O projeto JUNT@S CONTRA A VIOLÊNCIA nasceu da vontade de criar no concelho uma rede articulada de respostas de apoio às Vítimas de Violência Doméstica, Vítimas Vicariantes e Vítimas particularmente vulneráveis criando elos de ligação entre entidades locais que, em conjunto, reforcem e melhorem a sua capacidade de atuação, criando respostas mais eficazes 

Baseamos a nossa atuação nos seguintes pilares:

 

Agir

Encontrar as melhores formas de intervenção na área da igualdade de género, nomeadamente na luta contra a violência doméstica e de género no concelho local:

Concertar estratégias e formas comuns de atuação através da cooperação de diferentes atores da sociedade civil e de diferentes órgãos do município, serviços de saúde, serviços de formação e emprego, órgãos de polícia criminal e outras entidades de 1ª linha;

Colmatar, junto de outros organismos nacionais e internacionais, a carência de programas que apoiem pessoas com Deficiência e/ou outro impedimento e Vítimas de Violência de Género e maus tratos;

Combater situações de violência cujas vítimas se encontram em situações de maior vulnerabilidade, como pessoas idosas, com deficiência, ou imigrantes;

Atuar junto das crianças, jovens e adultos do Concelho, criando dinâmicas centradas nas relações para a igualdade e a não-descriminação de género 

Apoiar e incrementar forças que ajam em prol da integração social das vítimas de violência de género, da capacitação e autonomização das vítimas de violência de género, bem como diminuir substancialmente os casos de reincidência e de revitimação promovendo medidas que, a seu tempo, visem aumentar a qualidade de vida, segurança e autonomia das vítimas de violência de género.

 

Prevenir

Sensibilizar a comunidade em geral para a importância de denunciar situações de violência  numa ótica de responsabilidade individual e de proteção para com aquele que, por virtude de circunstâncias diversas, vê-se incapacitado de o fazer:

Desconstruir, junto da população adulta, preconceitos e estereótipos e promover estratégias de intervenção que resultem na diminuição de comportamentos discriminatórios associados à condição de género, num processo contínuo e colaborante com a estratégia nacional para a igualdade;

Sensibilizar e envolver os jovens na prevenção e combate às desigualdades entre homens e mulheres e à violência no namoro, desmistificando preconceitos e estereótipos existentes face às relações amorosas e à violência estar presente na mesma. 

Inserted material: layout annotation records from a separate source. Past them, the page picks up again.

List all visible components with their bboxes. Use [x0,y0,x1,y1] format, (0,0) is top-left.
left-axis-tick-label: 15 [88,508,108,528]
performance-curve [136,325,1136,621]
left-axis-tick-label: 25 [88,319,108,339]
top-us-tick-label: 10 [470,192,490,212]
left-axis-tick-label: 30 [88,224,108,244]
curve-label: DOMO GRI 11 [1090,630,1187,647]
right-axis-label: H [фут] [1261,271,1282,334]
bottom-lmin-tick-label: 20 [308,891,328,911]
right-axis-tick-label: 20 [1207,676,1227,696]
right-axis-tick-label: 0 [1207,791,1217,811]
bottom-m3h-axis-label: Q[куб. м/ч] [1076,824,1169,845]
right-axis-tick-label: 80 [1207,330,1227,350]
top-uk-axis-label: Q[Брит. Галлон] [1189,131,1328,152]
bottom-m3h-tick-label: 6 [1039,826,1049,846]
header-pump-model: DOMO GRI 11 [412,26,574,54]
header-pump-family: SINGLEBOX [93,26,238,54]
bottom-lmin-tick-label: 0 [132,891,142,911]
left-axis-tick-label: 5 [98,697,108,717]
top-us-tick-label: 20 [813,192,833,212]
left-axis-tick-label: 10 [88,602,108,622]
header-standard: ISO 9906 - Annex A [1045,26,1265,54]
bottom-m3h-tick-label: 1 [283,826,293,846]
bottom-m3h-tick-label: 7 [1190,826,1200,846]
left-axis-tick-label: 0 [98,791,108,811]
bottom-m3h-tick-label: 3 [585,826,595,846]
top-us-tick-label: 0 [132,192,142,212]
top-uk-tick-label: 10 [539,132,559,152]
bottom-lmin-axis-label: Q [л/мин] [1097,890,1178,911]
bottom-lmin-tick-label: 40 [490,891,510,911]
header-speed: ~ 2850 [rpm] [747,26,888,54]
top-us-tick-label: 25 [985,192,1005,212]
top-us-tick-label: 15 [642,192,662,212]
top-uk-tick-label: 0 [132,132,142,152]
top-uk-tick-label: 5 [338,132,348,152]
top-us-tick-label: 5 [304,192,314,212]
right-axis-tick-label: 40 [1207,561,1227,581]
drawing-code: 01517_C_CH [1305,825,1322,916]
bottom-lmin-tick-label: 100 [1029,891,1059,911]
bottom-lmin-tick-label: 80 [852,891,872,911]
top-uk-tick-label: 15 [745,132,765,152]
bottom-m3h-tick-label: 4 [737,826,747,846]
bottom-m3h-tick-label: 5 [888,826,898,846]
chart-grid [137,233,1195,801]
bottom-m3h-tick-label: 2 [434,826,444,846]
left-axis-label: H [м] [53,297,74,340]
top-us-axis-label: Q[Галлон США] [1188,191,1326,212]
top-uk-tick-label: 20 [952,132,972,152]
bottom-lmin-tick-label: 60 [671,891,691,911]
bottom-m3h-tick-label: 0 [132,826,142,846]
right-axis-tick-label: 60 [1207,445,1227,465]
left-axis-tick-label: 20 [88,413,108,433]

Alertar, sensibilizar e apelar incessantemente à denúncia e encaminhamento das vítimas particularmente vulneráveis, nomeadamente através de campanhas de rua e meios informáticos;

Divulgar junto das mulheres imigrantes e das mulheres que pertencem a minorias étnicas e culturais (ex: etnia cigana), informação sobre os seus direitos e deveres específicos enquanto mulheres;

Criar campanhas de sensibilização para os direitos das pessoas LGBTI e a vitimização a que estão sujeitas, lutando contra o preconceito e discriminação e prevenção dos crimes de ódio. 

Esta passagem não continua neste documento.